Orientation
Jun 11 2018Orientation day at Le Cordon Bleu Paris.
About sixty students of all ages, from all over the world, sat down in the lines of chairs in the school’s banquet room. The proceedings started precisely on time, 8:30am.
Le Cordon Bleu representatives welcomed the new class, and launched into an introduction to the school. “Rigor,” “excellence,” “reputation” - no mention of “fun.”
They introduced the Chef instructors - the deeply experienced chefs, straight out of Central Casting for “French Chef,” who would be our professors for the program. And then we were shepherded into processing - to pick up our uniforms and equipment, and prepare for the first class.
The name “Cordon Bleu” has been associated with excellent French cuisine for centuries. In the 1500’s, King Henry III created “L’Ordre du Saint-Esprit” as the highest order of chivalry in the French Kingdom. This exclusive crew of knights and nobles knew how to throw a good party and became renowned for their over-the-top banquets, bringing in their greatest chefs looking to impress. The group’s symbol was a Cross of the Holy Spirit, worn by members at these banquets on a blue ribbon - a “cordon bleu.” The knights became known as “Les Cordon Bleus,” and the term “cordon bleu” came to be associated with excellence in French cooking.
Le Cordon Bleu as a culinary institution has been around since 1895, when French journalist Marthe Distel began writing a weekly culinary magazine, “La Cuisinière Cordon Bleu.” A small cooking school was started later that year, and has grown to be the pre-eminent school for training aspiring chefs in the French culinary tradition.
Today, Le Cordon Bleu offers nine-month diplomas in cuisine - cooking, patisserie - baking and desserts, and boulangerie - bread baking. Cuisine and Patisserie are broken into three levels - “basic,” “intermediate” and “advanced,” each three months of material. They also offer “intensive” versions of these courses - the same material but at double the pace, over six weeks. Students earn the “Grand Diplôme” when they complete all three levels of Cuisine and Patisserie - typically students looking to work in Michelin restaurants or start their own as head chefs. I am starting the “Intensive Basic Cuisine” course - so a six week crash-course through their first level of culinary art.

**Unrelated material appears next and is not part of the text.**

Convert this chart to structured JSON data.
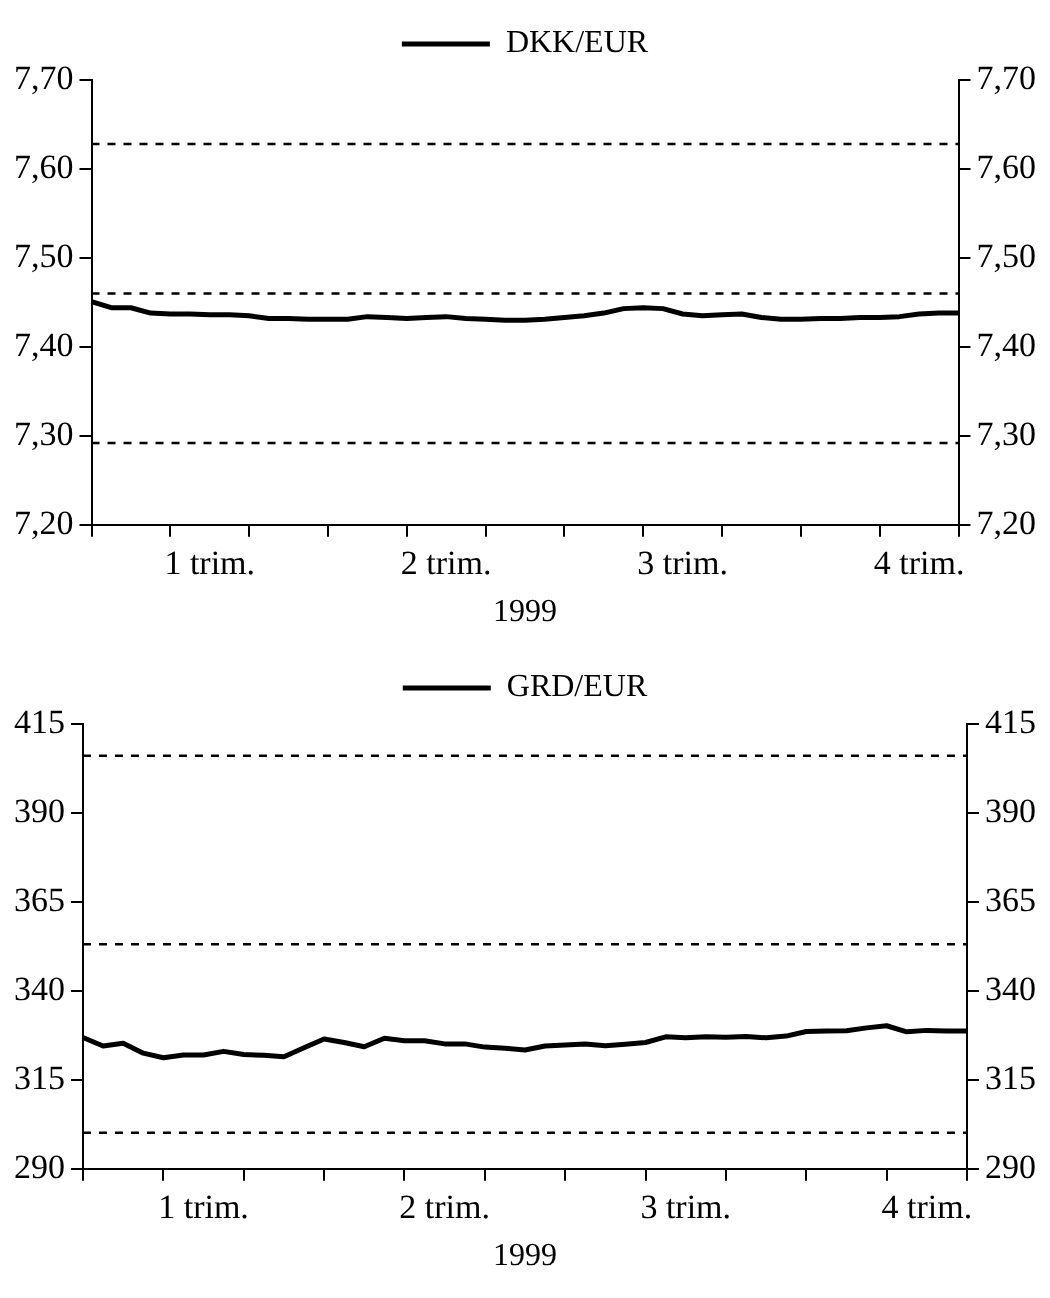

This orientation included students from all different courses and levels - there are about 28 in “Intensive Basic Cuisine.” Over 25 countries were represented - Korea, Tahiti, China, Israel, Canada, Brazil, Thailand, Russia, Iran, India, England, Mexico, Australia, and more, and a small handful from the US. Students are spread about evenly across the entire age range, from straight out of high school - there are even a few 15-year-olds in the class - to students in their fifties and sixties. Some have no professional cooking experience. Others have won “Master Chef” in their home country.
Classes are three hours each, and broken up between “Demonstrations” (Demos) and “Practicals.”
In Demo, students watch a Chef Instructor prepare a handful of different dishes, taking notes on the specific steps, techniques, cooking times, and helpful tips to work with the ingredients correctly and improve the dish.
Then in the following Practical, students cook the dishes themselves at individual work stations, ultimately presenting their plate to the chef at the end of the class for evaluation.
The classes are taught all in French, with a translator in the room during the Demo classes to translate after the chef to English. At orientation, we are given a binder full of each of the “recipes” - just ingredient lists and measurements, with blank space below for our notes - and a glossary of hundreds of French cooking terms.
The executive chef closed the proceedings: “I don’t do much except eat what you prepare, so it better be good.”